Na Espanha, o primeiro-ministro Pedro Sánchez também adotou medidas extraordinárias para preservar o poder aquisitivo da população: determinou um teto de preço para o gás, proibiu os proprietários de aumentar os aluguéis em mais de 2%, reduziu drasticamente os custos de transporte público e eliminou temporariamente o imposto sobre valor agregado em itens alimentares essenciais.
Ao lado dessas medidas, Sánchez ainda criou uma instituição governamental para “monitorar os lucros corporativos, e introduziu impostos sobre lucros inesperados em empresas de energia e bancos”.
Além de analisar a viabilidade dessas medidas que foram exitosas no México e na Espanha, o governo brasileiro deveria viabilizar com a máxima urgência a complementação da cesta básica da população mais vulnerável, articulando municípios, movimentos sociais e organizações populares neste esforço que deve envolver toda a sociedade.
Uma linha do PAA – Programa de Aquisição de Alimentos poderia ser direcionada para disponibilizar alimentos para pelo menos as 20,5 milhões de famílias beneficiárias do Bolsa Família e para os milhões de trabalhadores que sobrevivem com um salário mínimo.
O enfrentamento da carestia dos alimentos é complexo e demanda recursos orçamentários em escala relevante.
Confiar somente na safra deste ano, que se espera recorde, e no “bom comportamento” do dólar, não será suficiente para controlar “a inflação pós-pandemia, [que] é diferente da inflação que o Brasil e o mundo tiveram no passado”, alerta o Nobel de Economia de Economia Joseph Stiglitz.
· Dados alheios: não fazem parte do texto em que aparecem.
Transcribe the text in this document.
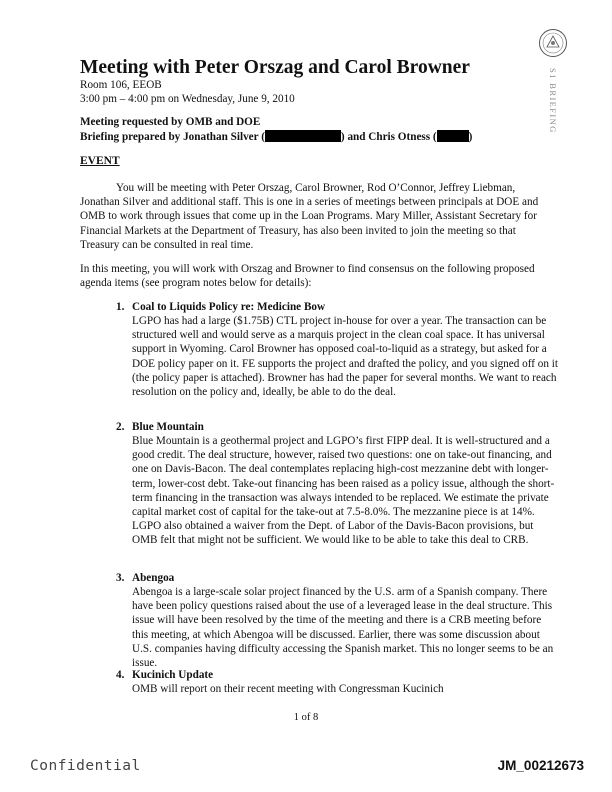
S1 BRIEFING
Meeting with Peter Orszag and Carol Browner
Room 106, EEOB
3:00 pm – 4:00 pm on Wednesday, June 9, 2010
Meeting requested by OMB and DOE
Briefing prepared by Jonathan Silver (	) and Chris Otness (	)
EVENT
You will be meeting with Peter Orszag, Carol Browner, Rod O’Connor, Jeffrey Liebman, Jonathan Silver and additional staff. This is one in a series of meetings between principals at DOE and OMB to work through issues that come up in the Loan Programs. Mary Miller, Assistant Secretary for Financial Markets at the Department of Treasury, has also been invited to join the meeting so that Treasury can be consulted in real time.
In this meeting, you will work with Orszag and Browner to find consensus on the following proposed agenda items (see program notes below for details):
1. Coal to Liquids Policy re: Medicine Bow
LGPO has had a large ($1.75B) CTL project in-house for over a year. The transaction can be structured well and would serve as a marquis project in the clean coal space. It has universal support in Wyoming. Carol Browner has opposed coal-to-liquid as a strategy, but asked for a DOE policy paper on it. FE supports the project and drafted the policy, and you signed off on it (the policy paper is attached). Browner has had the paper for several months. We want to reach resolution on the policy and, ideally, be able to do the deal.
2. Blue Mountain
Blue Mountain is a geothermal project and LGPO’s first FIPP deal. It is well-structured and a good credit. The deal structure, however, raised two questions: one on take-out financing, and one on Davis-Bacon. The deal contemplates replacing high-cost mezzanine debt with longer-term, lower-cost debt. Take-out financing has been raised as a policy issue, although the short-term financing in the transaction was always intended to be replaced. We estimate the private capital market cost of capital for the take-out at 7.5-8.0%. The mezzanine piece is at 14%. LGPO also obtained a waiver from the Dept. of Labor of the Davis-Bacon provisions, but OMB felt that might not be sufficient. We would like to be able to take this deal to CRB.
3. Abengoa
Abengoa is a large-scale solar project financed by the U.S. arm of a Spanish company. There have been policy questions raised about the use of a leveraged lease in the deal structure. This issue will have been resolved by the time of the meeting and there is a CRB meeting before this meeting, at which Abengoa will be discussed. Earlier, there was some discussion about U.S. companies having difficulty accessing the Spanish market. This no longer seems to be an issue.
4. Kucinich Update
OMB will report on their recent meeting with Congressman Kucinich
1 of 8
Confidential	JM_00212673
Como conclui seu ensaio Isabella Weber, “em uma era de choques e emergências sobrepostas, a política de preços de itens essenciais provavelmente continuará sendo um campo de batalha definidor” do destino eleitoral de governos.
A carestia de alimentos representa uma grande ameaça para o governo Lula na eleição de 2026. O governo preciso agir, e rapidamente, pois o fascismo está sempre à espreita, alertava Umberto Eco.